After picking up a mysterious hitchhiker, a group of six friends en route to a lake retreat for a weekend getaway decide to rest up for the night. While looking for a place to stop for the night the gang stumble upon a deserted old mansion and decide to explore. Seeking shelter from an oncoming storm the group decide to spend the night in the seemingly abandoned house despite getting some strange vibes while exploring, a decision which turns out to be against their better judgment as the friends discover the property isn’t as empty as they thought when later in the night members of the group begin turning up dead one after another.
At first glance Deadly Manor might not seem all that different from the countless number of slashers that came before it and indeed the film does feature plenty of the familiar tropes the subgenre is known for, however Deadly Manor quickly reveals itself to be something other than a by the numbers slasher as for every well worn motive employed in the film Larraz counters it with something so far out of left field a lesser director would have never even thought of including in a film like this. In typical Larraz fashion the film is a slow burn with Larraz preferring to gradually build tension and sense of mystery and not just the mystery of who is responsible for the killings but the ambiguity surrounding the house and what’s inside it and its here where Larraz’s unique little personal touches come into play and set the film apart from other slashers making unique use of simple things such as photos strewn about the house, a strange “monument” in the front yard, an ominous discovery in the basement, a crack in the wall, all contribute to the aura of weirdness hovering over the film. Naturally with Larraz behind the camera visually and atmospherically Deadly Manor is miles ahead of other slashers and from an aesthetic standpoint the film harkens back to Larraz’s 70’s films. Also, there’s really no two ways around it, the majority of the cast aren’t the most experienced of thespians although it becomes less noticeable the more the film moves forward.

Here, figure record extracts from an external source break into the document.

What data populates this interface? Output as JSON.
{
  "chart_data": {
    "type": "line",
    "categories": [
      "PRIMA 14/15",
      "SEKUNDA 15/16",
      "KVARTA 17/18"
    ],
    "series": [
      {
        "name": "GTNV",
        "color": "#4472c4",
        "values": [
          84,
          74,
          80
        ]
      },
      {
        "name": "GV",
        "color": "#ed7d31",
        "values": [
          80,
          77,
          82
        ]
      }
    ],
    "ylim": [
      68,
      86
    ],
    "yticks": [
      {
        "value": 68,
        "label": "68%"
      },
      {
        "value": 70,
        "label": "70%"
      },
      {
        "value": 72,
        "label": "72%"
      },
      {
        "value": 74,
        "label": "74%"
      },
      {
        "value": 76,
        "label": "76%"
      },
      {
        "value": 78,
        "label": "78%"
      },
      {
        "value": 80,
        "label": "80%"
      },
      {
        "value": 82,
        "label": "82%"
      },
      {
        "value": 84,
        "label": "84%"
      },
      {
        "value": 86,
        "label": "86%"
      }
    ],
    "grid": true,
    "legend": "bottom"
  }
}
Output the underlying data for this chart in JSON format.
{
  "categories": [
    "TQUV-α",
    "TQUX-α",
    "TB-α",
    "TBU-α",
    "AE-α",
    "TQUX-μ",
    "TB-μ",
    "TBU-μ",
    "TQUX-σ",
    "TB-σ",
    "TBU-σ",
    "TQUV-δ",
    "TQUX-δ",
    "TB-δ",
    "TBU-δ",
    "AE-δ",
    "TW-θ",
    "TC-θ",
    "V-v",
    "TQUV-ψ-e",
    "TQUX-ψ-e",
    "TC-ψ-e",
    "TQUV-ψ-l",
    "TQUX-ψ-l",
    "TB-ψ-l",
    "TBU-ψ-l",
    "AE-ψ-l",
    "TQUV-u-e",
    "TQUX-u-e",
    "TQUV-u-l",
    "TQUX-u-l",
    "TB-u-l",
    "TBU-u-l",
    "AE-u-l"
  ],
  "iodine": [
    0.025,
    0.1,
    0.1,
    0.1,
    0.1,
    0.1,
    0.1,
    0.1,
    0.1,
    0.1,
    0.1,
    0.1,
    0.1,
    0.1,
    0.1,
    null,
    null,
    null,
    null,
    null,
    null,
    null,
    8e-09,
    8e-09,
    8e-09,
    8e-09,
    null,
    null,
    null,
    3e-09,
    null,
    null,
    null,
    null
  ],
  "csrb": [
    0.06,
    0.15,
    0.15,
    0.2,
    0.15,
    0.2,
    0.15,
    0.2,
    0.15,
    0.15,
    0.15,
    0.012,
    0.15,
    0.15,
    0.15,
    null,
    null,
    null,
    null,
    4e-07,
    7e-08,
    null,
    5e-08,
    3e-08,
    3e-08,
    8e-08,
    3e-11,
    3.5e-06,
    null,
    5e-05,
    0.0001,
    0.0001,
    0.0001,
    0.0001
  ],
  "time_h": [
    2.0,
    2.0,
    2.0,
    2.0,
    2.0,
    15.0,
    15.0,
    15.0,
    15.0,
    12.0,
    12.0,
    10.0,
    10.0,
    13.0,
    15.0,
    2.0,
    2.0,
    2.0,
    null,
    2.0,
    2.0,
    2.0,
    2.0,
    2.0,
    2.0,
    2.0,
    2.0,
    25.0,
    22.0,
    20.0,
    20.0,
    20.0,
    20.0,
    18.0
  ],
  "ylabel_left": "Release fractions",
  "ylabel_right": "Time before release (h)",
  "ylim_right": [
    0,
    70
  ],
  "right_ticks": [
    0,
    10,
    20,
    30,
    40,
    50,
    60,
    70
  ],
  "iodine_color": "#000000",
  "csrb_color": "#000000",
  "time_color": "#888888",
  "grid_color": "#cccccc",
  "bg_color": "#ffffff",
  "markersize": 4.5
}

Again, possibly due to the waning interest in slashers at the dawn of the 90’s Deadly Manor seemed to disappear into obscurity almost instantly after it was released straight to video as Savage Lust. Surprisingly the film did see a DVD release in the UK although there have been complaints about a murky picture quality making certain scenes impossible to see. The most convenient way to see the film would be to go with the DVD-R from Amazon made by Mr. Fat-W Video who also sell DVD-R’s of Larraz’s Stigma (1980) and Black Candles. While the film does have its share of fans it would appear that most who’ve discovered it over the years have dismissed it as cliché simply based on the slasher devices present while not noticing all the outside the box touches Larraz peppered throughout the film and that’s a shame as the film really is a breath of fresh air especially when compared to all the slashers the came before it and one that fans of the subgenre should give a chance. As for Larraz fans who’ve yet to see the film it’s a no brainer featuring all the trademarks that make his films stand out. Ultimately, Deadly Manor should be considered an important film simply based on the fact that it was the last horror film from Larraz, one of the greatest directors the genre had to offer.